I didn't try and fight him. He was half a head taller than me and fifty pounds heavier. Instead I wrenched out my .38 and stuck it six inches away from his eyes.
"Let go or I'll kill you," I told him, and meant it. He wasn't so stupid that he didn't believe me. He let go.
When I got up, Runnells was standing in the hall several feet away, his face almost as white as his lying makeup had made it nearly a year before. "Come here," I said, still holding my gun. It's amazing how strong a loaded weapon can make you feel. Amazing too how quick people are to obey you.
Runnells obeyed, walking toward me as though he expected to feel a slug splatter into him at any moment. "McKain," he husked out, "McKain, control yourself . . ."
I didn't control myself, but I didn't shoot him. Hitting someone had felt so good that I wanted to do it again. I just smiled as Runnells approached me, giving him no indication of what I had in mind, then punched out with a quick left that caught him right on the nose, propelling him straight back so that he fell over the still-reclining Eshleman in a cluster of arms and legs.
Eshleman tried to push him off and surge to his feet, but I pointed the gun at him again, and he subsided. Beside him, Runnells blubbered, holding his hand to his face. There was blood seeping through his fingers. I had broken his nose. I felt it when I hit him, and I didn't feel like a bully at all. I felt like I had gotten some of my own back. But not enough. Not nearly enough.
> "Someday you're not gonna have that gun . . ." I could barely understand the words that Eshleman gibbered over his broken jaw, but from his cavalier attitude I guessed that it was not the first time it had been broken. "I'll fuckin' kill you then . . ."
I backed down the hall, then stuck the pistol in my belt. "Curb your dog, Runnells. And watch your back." Then, disobeying my own advice, I turned my back on them, walked down the hall, into the entryway, and out the door, closing it behind me. It stayed closed as I watched it in the rearview mirror when I drove away. I didn't expect them to come after me with guns blazing. Carlton Runnells wouldn't have wanted to explain my bullet-riddled corpse.

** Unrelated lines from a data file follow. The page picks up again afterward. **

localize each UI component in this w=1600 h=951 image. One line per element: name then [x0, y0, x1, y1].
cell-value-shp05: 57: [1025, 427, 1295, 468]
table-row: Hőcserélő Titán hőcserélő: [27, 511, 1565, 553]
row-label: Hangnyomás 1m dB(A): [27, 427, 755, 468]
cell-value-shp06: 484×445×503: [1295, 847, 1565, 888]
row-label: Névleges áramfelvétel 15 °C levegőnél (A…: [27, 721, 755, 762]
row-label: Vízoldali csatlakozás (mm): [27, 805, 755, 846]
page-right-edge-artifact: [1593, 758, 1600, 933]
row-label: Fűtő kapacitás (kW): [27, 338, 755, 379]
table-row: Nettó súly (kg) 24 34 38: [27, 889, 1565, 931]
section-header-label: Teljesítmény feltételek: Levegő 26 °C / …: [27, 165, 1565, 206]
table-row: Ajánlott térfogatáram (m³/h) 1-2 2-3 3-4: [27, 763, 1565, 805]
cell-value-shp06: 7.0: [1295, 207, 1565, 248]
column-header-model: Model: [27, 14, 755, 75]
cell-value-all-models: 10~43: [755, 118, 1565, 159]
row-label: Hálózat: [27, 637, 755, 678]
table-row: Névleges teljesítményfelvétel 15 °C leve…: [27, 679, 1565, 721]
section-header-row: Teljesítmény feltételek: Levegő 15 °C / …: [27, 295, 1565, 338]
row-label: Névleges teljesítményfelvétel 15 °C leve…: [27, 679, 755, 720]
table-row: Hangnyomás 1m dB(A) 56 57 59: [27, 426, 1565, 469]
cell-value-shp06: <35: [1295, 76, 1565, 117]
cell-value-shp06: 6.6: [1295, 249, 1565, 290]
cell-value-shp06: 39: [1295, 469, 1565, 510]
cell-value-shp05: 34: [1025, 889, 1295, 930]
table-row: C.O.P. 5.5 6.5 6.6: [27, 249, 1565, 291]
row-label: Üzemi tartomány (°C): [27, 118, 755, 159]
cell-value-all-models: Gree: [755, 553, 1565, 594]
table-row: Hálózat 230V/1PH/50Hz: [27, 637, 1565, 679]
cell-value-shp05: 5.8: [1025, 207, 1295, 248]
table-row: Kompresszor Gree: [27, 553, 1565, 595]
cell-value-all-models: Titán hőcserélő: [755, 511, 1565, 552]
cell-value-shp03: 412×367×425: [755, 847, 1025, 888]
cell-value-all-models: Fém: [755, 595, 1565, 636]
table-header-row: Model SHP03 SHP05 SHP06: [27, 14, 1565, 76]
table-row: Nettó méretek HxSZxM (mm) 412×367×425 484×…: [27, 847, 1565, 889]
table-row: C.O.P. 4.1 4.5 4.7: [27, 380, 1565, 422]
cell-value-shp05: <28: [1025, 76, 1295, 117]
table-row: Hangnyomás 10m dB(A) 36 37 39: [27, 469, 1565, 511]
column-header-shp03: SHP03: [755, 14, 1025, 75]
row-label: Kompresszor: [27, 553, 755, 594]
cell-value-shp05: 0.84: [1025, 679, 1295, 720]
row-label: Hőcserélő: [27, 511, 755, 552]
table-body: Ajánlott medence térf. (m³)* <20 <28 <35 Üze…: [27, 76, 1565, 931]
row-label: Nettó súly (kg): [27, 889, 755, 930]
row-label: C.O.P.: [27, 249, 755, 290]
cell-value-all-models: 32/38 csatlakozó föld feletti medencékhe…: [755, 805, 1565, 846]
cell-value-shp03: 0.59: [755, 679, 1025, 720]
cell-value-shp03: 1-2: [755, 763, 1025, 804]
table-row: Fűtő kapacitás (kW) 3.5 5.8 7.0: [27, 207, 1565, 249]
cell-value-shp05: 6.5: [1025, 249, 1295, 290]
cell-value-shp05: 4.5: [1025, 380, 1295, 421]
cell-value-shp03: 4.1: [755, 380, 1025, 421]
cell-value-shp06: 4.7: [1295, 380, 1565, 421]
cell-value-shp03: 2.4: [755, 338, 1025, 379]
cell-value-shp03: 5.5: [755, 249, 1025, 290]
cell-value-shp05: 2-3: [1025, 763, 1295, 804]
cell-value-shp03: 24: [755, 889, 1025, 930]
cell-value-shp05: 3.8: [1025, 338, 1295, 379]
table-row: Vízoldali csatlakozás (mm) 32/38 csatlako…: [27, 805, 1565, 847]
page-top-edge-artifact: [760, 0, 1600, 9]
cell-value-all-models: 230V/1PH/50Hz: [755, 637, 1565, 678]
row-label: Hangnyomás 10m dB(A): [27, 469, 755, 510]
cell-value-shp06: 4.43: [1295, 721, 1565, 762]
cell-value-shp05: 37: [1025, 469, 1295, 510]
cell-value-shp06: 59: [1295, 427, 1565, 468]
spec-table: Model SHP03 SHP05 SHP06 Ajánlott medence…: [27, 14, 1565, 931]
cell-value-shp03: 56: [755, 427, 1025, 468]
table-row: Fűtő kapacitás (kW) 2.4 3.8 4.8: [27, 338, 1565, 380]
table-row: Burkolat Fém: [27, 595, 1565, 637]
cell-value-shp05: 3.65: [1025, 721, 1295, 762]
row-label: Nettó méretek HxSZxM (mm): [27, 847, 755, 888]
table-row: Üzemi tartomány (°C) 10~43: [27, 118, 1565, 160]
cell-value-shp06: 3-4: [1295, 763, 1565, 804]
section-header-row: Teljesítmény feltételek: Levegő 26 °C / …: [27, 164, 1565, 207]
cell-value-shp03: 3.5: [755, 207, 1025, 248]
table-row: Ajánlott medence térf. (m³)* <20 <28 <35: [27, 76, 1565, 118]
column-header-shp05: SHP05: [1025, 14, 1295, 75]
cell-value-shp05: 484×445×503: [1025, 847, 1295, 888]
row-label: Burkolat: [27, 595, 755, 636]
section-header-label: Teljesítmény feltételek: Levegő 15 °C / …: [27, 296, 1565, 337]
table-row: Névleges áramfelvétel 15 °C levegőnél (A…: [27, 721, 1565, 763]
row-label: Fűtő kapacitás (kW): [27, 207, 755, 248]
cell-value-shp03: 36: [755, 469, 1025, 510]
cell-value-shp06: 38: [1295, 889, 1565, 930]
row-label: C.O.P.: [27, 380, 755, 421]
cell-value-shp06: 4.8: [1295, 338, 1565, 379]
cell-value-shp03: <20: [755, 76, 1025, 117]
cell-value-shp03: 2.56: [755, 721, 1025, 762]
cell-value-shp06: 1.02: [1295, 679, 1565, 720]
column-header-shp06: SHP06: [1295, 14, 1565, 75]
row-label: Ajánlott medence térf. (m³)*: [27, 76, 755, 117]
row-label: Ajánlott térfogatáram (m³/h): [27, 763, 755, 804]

As I pulled onto the blacktop and headed for home, I felt lousy. True, I now had to my credit a broken jaw and a broken nose. But they didn't even begin to make up for my own broken life.
Chapter 13
I didn't know what to do. I should have gone to the police and told the truth to whoever would listen to me, but I was afraid. All that I had left to lose was my reputation as a good investigator. And that was all I could leave behind to be remembered by—my reputation. My honor, if you will.
I didn't let Runnells go that first time out of any selfish motive. I got no money out of it, no favors of any sort. I let him go out of compassion, thinking that justice had been served. Runnells would die, and Townes, in a way, had deserved death. But now I found that the situation had been an illusion, and that now, ironically, it was selfishness and self-image that prevented me from turning two vicious and conscienceless killers over to the justice they deserved.